Scandale après la diffusion d’une vidéo montrant un sportif professionnel frapper à plusieurs reprises un chat. Il y a quelques années, scandale en découvrant les images d’un homme jusqu’alors inconnu, filmé à Marseille en train de lancer un chat contre un mur. Qui aurait aujourd’hui l’idée d’invoquer un principe de neutralité, de ne pas se positionner en faveur de la prise en compte de l’intérêt du félin ? Qui viendrait commenter la scène en se disant neutre, ni pour ni contre le tabassage ludique des chats ?
Médiatiquement, la neutralité est mise en avant tous les jours s’agissant de la torture chorégraphiée des taureaux dans l’arène, de l’abattage récréatif des renards par milliers dans les campagnes françaises ou de la noyade forcée des cerfs fuyant la chasse à courre dans les étangs. Ne pas prendre parti. Ni pour, ni contre. Rester neutre entre le bourreau et la victime.
On pourrait parler des abattoirs. Les animaux y subissent peu ou prou le même genre de traitement que sur les places de jeu mortel, mais l’appréciation diffère. La non-nécessité nutritionnelle de manger des animaux pour l’immense majorité des citoyens dans les pays riches, évidente, n’est visiblement pas reconnue par tout un chacun, ou plutôt, pas encore acceptée. L’indignation est sélective, sans penser à mal. On ne peut certainement en vouloir à personne. L’habitude est tellement ancrée, on fait tuer l’animal par d’autres sans même y penser pour obtenir une bonne blanquette. La culture est manifestement longue à évoluer. Des penseurs expliquent certainement mieux que ces quelques paragraphes les mécanismes qui bloquent ou freinent la réception de l’information selon laquelle on peut très facilement éviter de faire souffrir des vaches et des veaux en arrêtant de les manger.
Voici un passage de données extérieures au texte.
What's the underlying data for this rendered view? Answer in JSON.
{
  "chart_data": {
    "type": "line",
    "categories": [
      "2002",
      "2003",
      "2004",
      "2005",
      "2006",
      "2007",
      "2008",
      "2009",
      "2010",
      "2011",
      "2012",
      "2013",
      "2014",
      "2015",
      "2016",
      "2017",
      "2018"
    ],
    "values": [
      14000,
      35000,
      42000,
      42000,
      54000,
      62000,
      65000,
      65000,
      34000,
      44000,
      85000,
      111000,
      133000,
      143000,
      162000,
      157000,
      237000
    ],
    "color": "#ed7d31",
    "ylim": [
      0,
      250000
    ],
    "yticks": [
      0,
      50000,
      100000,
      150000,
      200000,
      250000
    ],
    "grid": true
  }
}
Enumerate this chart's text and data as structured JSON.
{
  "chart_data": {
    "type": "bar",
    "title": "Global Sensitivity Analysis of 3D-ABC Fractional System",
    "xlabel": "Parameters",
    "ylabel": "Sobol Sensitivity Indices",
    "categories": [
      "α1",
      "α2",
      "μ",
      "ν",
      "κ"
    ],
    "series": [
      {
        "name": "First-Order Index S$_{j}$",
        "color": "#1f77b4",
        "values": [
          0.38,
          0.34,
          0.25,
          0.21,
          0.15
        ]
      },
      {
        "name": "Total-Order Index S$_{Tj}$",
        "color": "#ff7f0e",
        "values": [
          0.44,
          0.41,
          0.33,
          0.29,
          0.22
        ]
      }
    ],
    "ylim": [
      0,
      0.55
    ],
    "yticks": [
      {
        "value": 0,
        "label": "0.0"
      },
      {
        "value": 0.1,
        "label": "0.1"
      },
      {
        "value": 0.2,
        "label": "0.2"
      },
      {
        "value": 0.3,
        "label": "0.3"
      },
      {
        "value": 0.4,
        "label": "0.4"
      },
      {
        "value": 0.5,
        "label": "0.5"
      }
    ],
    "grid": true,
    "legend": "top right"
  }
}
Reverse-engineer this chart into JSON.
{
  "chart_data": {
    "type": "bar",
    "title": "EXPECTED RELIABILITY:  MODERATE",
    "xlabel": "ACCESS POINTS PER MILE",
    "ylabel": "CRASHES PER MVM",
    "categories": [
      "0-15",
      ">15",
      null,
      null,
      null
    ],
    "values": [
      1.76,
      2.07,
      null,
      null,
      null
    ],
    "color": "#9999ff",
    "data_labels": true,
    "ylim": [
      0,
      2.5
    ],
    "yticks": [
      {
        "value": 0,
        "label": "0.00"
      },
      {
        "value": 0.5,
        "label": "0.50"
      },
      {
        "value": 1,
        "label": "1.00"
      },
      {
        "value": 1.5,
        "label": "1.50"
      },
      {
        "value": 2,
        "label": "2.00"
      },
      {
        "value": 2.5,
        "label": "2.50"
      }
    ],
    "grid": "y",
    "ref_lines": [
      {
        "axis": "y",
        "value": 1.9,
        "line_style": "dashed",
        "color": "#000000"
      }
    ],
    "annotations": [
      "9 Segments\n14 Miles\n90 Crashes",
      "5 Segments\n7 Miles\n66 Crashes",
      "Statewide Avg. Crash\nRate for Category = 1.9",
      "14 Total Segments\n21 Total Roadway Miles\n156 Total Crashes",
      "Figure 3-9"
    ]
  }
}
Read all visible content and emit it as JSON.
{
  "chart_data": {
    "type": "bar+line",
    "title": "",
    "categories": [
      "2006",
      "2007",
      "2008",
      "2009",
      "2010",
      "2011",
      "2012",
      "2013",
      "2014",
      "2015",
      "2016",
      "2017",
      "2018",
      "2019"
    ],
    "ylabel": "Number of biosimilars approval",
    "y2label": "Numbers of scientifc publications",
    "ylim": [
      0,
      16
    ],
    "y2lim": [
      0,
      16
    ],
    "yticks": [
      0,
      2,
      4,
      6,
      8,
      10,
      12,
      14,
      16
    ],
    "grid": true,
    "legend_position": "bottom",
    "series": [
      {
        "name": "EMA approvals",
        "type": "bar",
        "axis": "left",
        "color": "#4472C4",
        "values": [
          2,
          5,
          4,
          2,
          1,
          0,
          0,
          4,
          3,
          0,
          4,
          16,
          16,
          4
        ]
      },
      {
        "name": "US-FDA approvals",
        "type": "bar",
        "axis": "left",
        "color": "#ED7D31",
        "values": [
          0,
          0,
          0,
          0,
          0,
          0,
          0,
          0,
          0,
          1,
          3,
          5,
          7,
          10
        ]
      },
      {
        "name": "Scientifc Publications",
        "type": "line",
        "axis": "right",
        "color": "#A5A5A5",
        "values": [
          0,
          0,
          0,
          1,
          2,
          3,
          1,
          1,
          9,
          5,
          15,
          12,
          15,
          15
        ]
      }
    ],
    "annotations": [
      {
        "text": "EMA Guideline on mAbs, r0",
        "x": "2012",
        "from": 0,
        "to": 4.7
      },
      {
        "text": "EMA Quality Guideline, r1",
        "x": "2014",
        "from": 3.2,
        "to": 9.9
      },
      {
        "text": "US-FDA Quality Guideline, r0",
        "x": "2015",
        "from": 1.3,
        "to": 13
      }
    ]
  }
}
Tout le monde admet en revanche qu’on reste en bonne santé sans s’adonner à la corrida, à la grande vénerie ou à d’autres plaisirs de tuer en costume. Pour autant, tout le monde n’admet pas qu’il faut arrêter ces amusements. Il est encore des observateurs pour qui le sujet reste à débattre entre les pour et les contre, à égalité de considération. Tandis qu’on ne discute pas de la possibilité ou non de s’amuser à massacrer un chat, on discute encore, sur le plan moral, de la possibilité ou non d’écharper des renards ou des taureaux camarguais. On est hors-sol. On pense que décharger une volée de plombs sur une bécasse en forêt le dimanche ne fait de mal à personne, relève éventuellement d'un choix personnel et possiblement, du débat de société. Comme s’il fallait encore débattre au fond pour déterminer si le bourreau était légitime ou non à faire souffrir la victime. Comme s’il fallait encore débattre sur la nécessité ou non de la préserver. Dans les faits, le coup balistique fait évidemment mal à la bécasse au moins autant que le coup de pied footballistique à l’animal de compagnie.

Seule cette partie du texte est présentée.